Background: We have previously shown that oxidative stress induced by H2O2 or cyclosporin A (CsA) can promote Epstein-Barr virus (EBV) transformation of human B cells as analyzed by colony formation, cell number, and by 3H-thymidine incorporation. In this report, we used EBV oncogene LMP1 as a marker to analyze H2O2 or CsA promotion of EBV transformation of human B cells and to test whether antioxidant vitamin E could inhibit H2O2 or CsA promoted LMP1 expression in the EBV-infected cells.
Materials and methods: Human splenocytes were prepared by centrifugation and plating technique to provide a greater than 80% pure preparation of B cells and were used for EBV infection. The EBV infected cells were treated with H2O2 (0.1 mM, 10 min), or with CsA (500 ng/ml) with or with out vitamin E (40 microM). The cells were cultured for up to 4 weeks. Samples were taken every week and were stained with phycoerythrin-conjugated mouse anti-LMP1 monoclonal antibody to assay LMP1 positive population by flow cytometry.
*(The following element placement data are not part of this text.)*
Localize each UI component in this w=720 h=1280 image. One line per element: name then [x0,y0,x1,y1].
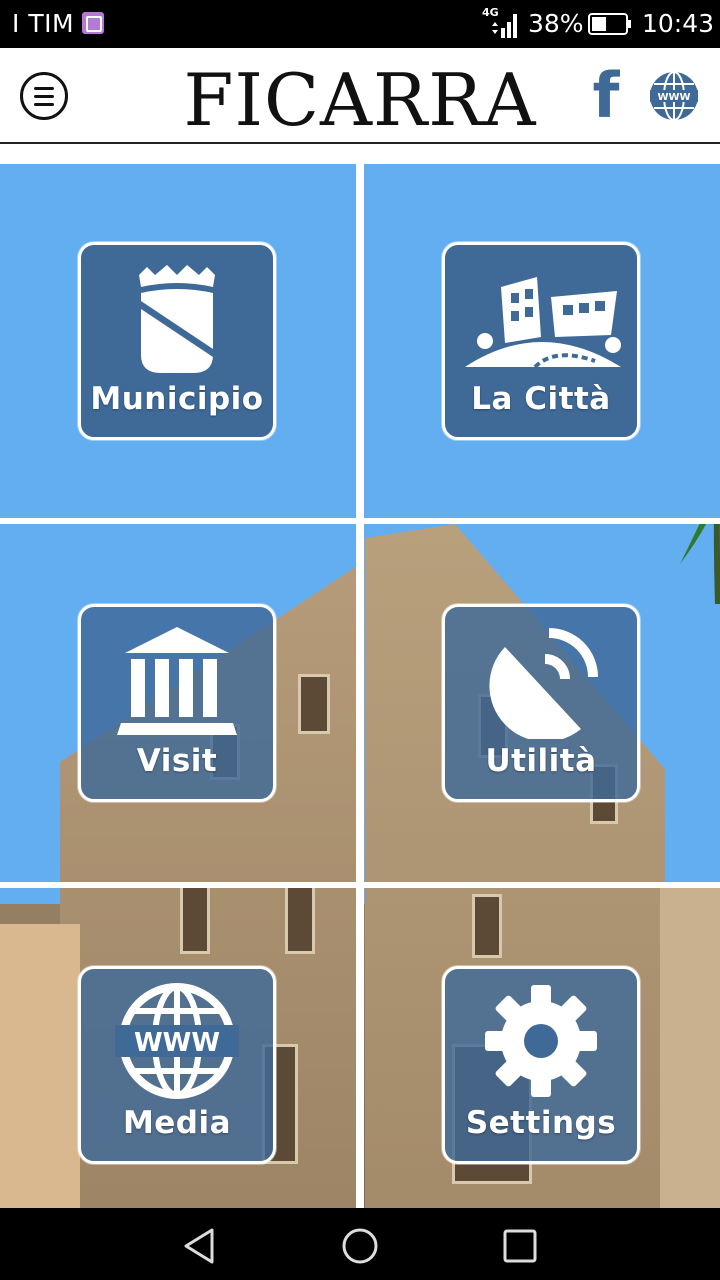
recents-square-icon[interactable] [500,1226,540,1266]
media-button[interactable]: WWW Media [78,966,276,1164]
app-header: FICARRA f WWW [0,48,720,144]
visit-label: Visit [136,743,218,779]
town-buildings-icon [465,277,621,369]
municipio-label: Municipio [90,381,264,417]
battery-percentage: 38% [528,9,584,38]
battery-icon [588,13,631,35]
grid-divider-horizontal [0,518,720,524]
clock: 10:43 [642,9,715,38]
www-globe-icon[interactable]: WWW [648,70,700,122]
status-bar: I TIM 4G 38% 10:43 [0,0,720,48]
grid-divider-vertical [356,164,364,1208]
satellite-dish-icon [489,628,598,739]
gallery-notification-icon [82,12,104,34]
menu-grid: Municipio La Città Visit Utilità WWW Med… [0,164,720,1208]
settings-button[interactable]: Settings [442,966,640,1164]
www-globe-icon: WWW [115,983,239,1099]
municipio-button[interactable]: Municipio [78,242,276,440]
museum-icon [117,627,237,735]
utilita-label: Utilità [485,743,597,779]
svg-text:WWW: WWW [134,1028,220,1058]
coat-of-arms-icon [139,265,215,373]
la-citta-button[interactable]: La Città [442,242,640,440]
navigation-bar [0,1208,720,1280]
la-citta-label: La Città [471,381,611,417]
media-label: Media [122,1105,232,1141]
carrier-name: I TIM [12,9,75,38]
back-triangle-icon[interactable] [180,1226,220,1266]
gear-icon [485,985,597,1097]
svg-text:WWW: WWW [657,92,690,103]
facebook-icon[interactable]: f [588,65,624,127]
signal-icon [492,14,517,38]
settings-label: Settings [465,1105,617,1141]
grid-divider-horizontal [0,882,720,888]
utilita-button[interactable]: Utilità [442,604,640,802]
home-circle-icon[interactable] [340,1226,380,1266]
visit-button[interactable]: Visit [78,604,276,802]
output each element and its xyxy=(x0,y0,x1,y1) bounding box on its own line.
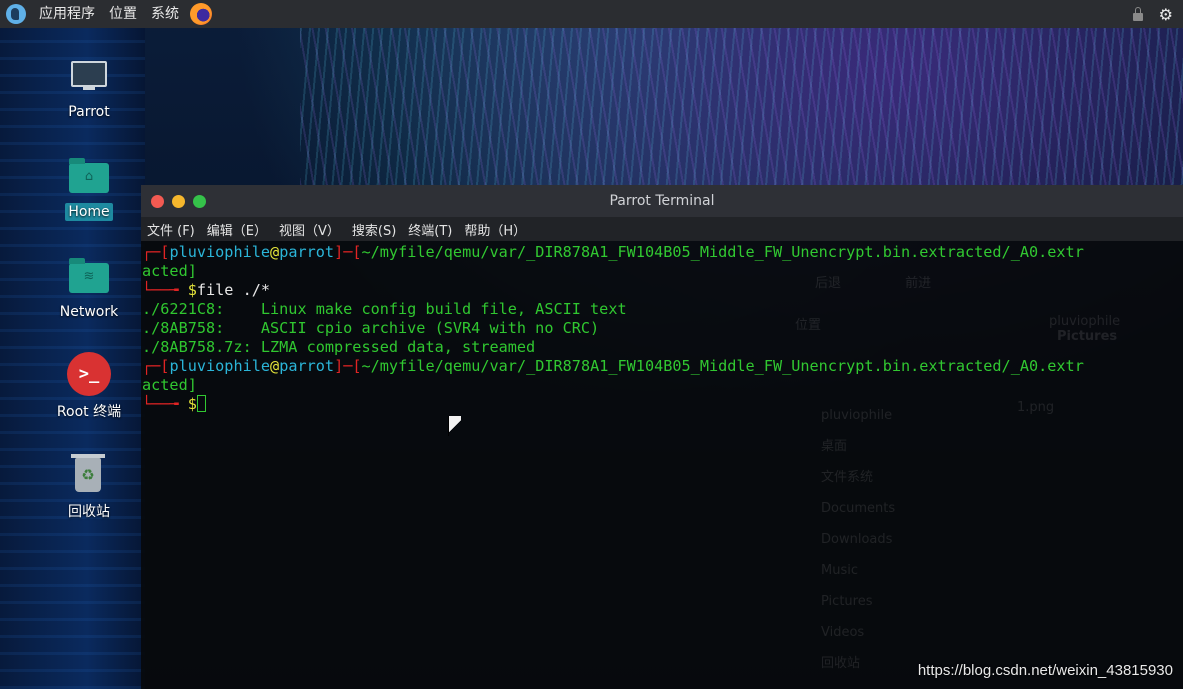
prompt-host: parrot xyxy=(279,357,335,375)
fm-sidebar-item: 回收站 xyxy=(821,656,861,671)
desktop-icon-label: Parrot xyxy=(68,104,110,120)
fm-sidebar-item: Videos xyxy=(821,625,865,640)
menu-places[interactable]: 位置 xyxy=(102,0,144,28)
desktop-icon-label: 回收站 xyxy=(68,504,110,520)
wallpaper-hair xyxy=(300,28,1183,188)
terminal-window[interactable]: 后退 前进 位置 pluviophile Pictures pluviophil… xyxy=(141,185,1183,689)
prompt-path: ~/myfile/qemu/var/_DIR878A1_FW104B05_Mid… xyxy=(361,357,1084,375)
menu-terminal[interactable]: 终端(T) xyxy=(408,220,452,239)
prompt-cmd-prefix: └──╼ xyxy=(142,395,188,413)
text-cursor xyxy=(196,395,206,412)
output-line: ./6221C8: Linux make config build file, … xyxy=(142,300,627,318)
terminal-titlebar[interactable]: Parrot Terminal xyxy=(141,185,1183,217)
fm-sidebar-item: 桌面 xyxy=(821,439,848,454)
menu-view[interactable]: 视图（V） xyxy=(279,220,340,239)
output-line: ./8AB758.7z: LZMA compressed data, strea… xyxy=(142,338,536,356)
prompt-dollar: $ xyxy=(187,395,197,413)
fm-sidebar-item: Music xyxy=(821,563,858,578)
command-text: file ./* xyxy=(196,281,271,299)
desktop-icon-label: Network xyxy=(59,304,119,320)
system-tray: ⚙ xyxy=(1132,5,1183,24)
prompt-separator: ]─[ xyxy=(334,357,362,375)
desktop-icon-label: Root 终端 xyxy=(56,404,122,420)
terminal-menubar: 文件 (F) 编辑（E） 视图（V） 搜索(S) 终端(T) 帮助（H） xyxy=(141,217,1183,241)
fm-sidebar-item: Documents xyxy=(821,501,896,516)
prompt-dollar: $ xyxy=(187,281,197,299)
fm-sidebar-item: Downloads xyxy=(821,532,893,547)
desktop-icon-home[interactable]: ⌂ Home xyxy=(48,155,130,221)
network-folder-icon: ≋ xyxy=(67,255,111,299)
desktop-icon-label: Home xyxy=(65,203,113,221)
menu-file[interactable]: 文件 (F) xyxy=(147,220,195,239)
watermark: https://blog.csdn.net/weixin_43815930 xyxy=(917,662,1173,679)
firefox-icon[interactable] xyxy=(190,3,212,25)
top-panel-menus: 应用程序 位置 系统 xyxy=(0,0,212,28)
prompt-path: ~/myfile/qemu/var/_DIR878A1_FW104B05_Mid… xyxy=(361,243,1084,261)
desktop-icon-root-terminal[interactable]: >_ Root 终端 xyxy=(48,352,130,422)
prompt-user: pluviophile xyxy=(169,243,271,261)
prompt-path-wrap: acted] xyxy=(142,376,197,394)
lock-icon[interactable] xyxy=(1132,6,1143,21)
output-line: ./8AB758: ASCII cpio archive (SVR4 with … xyxy=(142,319,600,337)
settings-icon[interactable]: ⚙ xyxy=(1159,5,1173,24)
menu-applications[interactable]: 应用程序 xyxy=(32,0,102,28)
prompt-separator: ]─[ xyxy=(334,243,362,261)
desktop-icon-trash[interactable]: ♻ 回收站 xyxy=(48,452,130,522)
prompt-user: pluviophile xyxy=(169,357,271,375)
desktop-icon-network[interactable]: ≋ Network xyxy=(48,255,130,321)
menu-system[interactable]: 系统 xyxy=(144,0,186,28)
menu-search[interactable]: 搜索(S) xyxy=(352,220,396,239)
fm-sidebar-item: Pictures xyxy=(821,594,873,609)
trash-icon: ♻ xyxy=(67,452,111,496)
fm-sidebar-item: 文件系统 xyxy=(821,470,874,485)
window-title: Parrot Terminal xyxy=(609,193,715,209)
prompt-path-wrap: acted] xyxy=(142,262,197,280)
prompt-at: @ xyxy=(270,243,280,261)
top-panel: 应用程序 位置 系统 ⚙ xyxy=(0,0,1183,28)
prompt-at: @ xyxy=(270,357,280,375)
prompt-host: parrot xyxy=(279,243,335,261)
monitor-icon xyxy=(67,55,111,99)
mouse-pointer-icon xyxy=(448,416,461,436)
terminal-output[interactable]: ┌─[pluviophile@parrot]─[~/myfile/qemu/va… xyxy=(141,241,1183,414)
home-folder-icon: ⌂ xyxy=(67,155,111,199)
parrot-logo-icon[interactable] xyxy=(6,4,26,24)
root-terminal-icon: >_ xyxy=(67,352,111,396)
prompt-bracket: ┌─[ xyxy=(142,357,170,375)
menu-edit[interactable]: 编辑（E） xyxy=(207,220,267,239)
prompt-cmd-prefix: └──╼ xyxy=(142,281,188,299)
menu-help[interactable]: 帮助（H） xyxy=(464,220,526,239)
desktop-icon-parrot[interactable]: Parrot xyxy=(48,55,130,121)
prompt-bracket: ┌─[ xyxy=(142,243,170,261)
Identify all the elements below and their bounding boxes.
Results: In EBV-infected cells, the LMP1-positive cell population reached 14% after 4 weeks of culture. CsA or H2O2 treatment promoted LMP1 positive population to 43% and 41% after 4 weeks of culture. Vitamin E (40 microM) completely inhibited LMP1 expression in EBV-infected cells and in CsA- or H2O2-treated cells.
Conclusion: In agreement with our previous observation, CsA or H2O2 can promote EBV transformation of human B cells. This oxidative stress induced promotion of EBV transformation can be blocked by antioxidant Vitamin E. This finding may have future therapeutic implications for post-transplant lymphoproliferative disorder.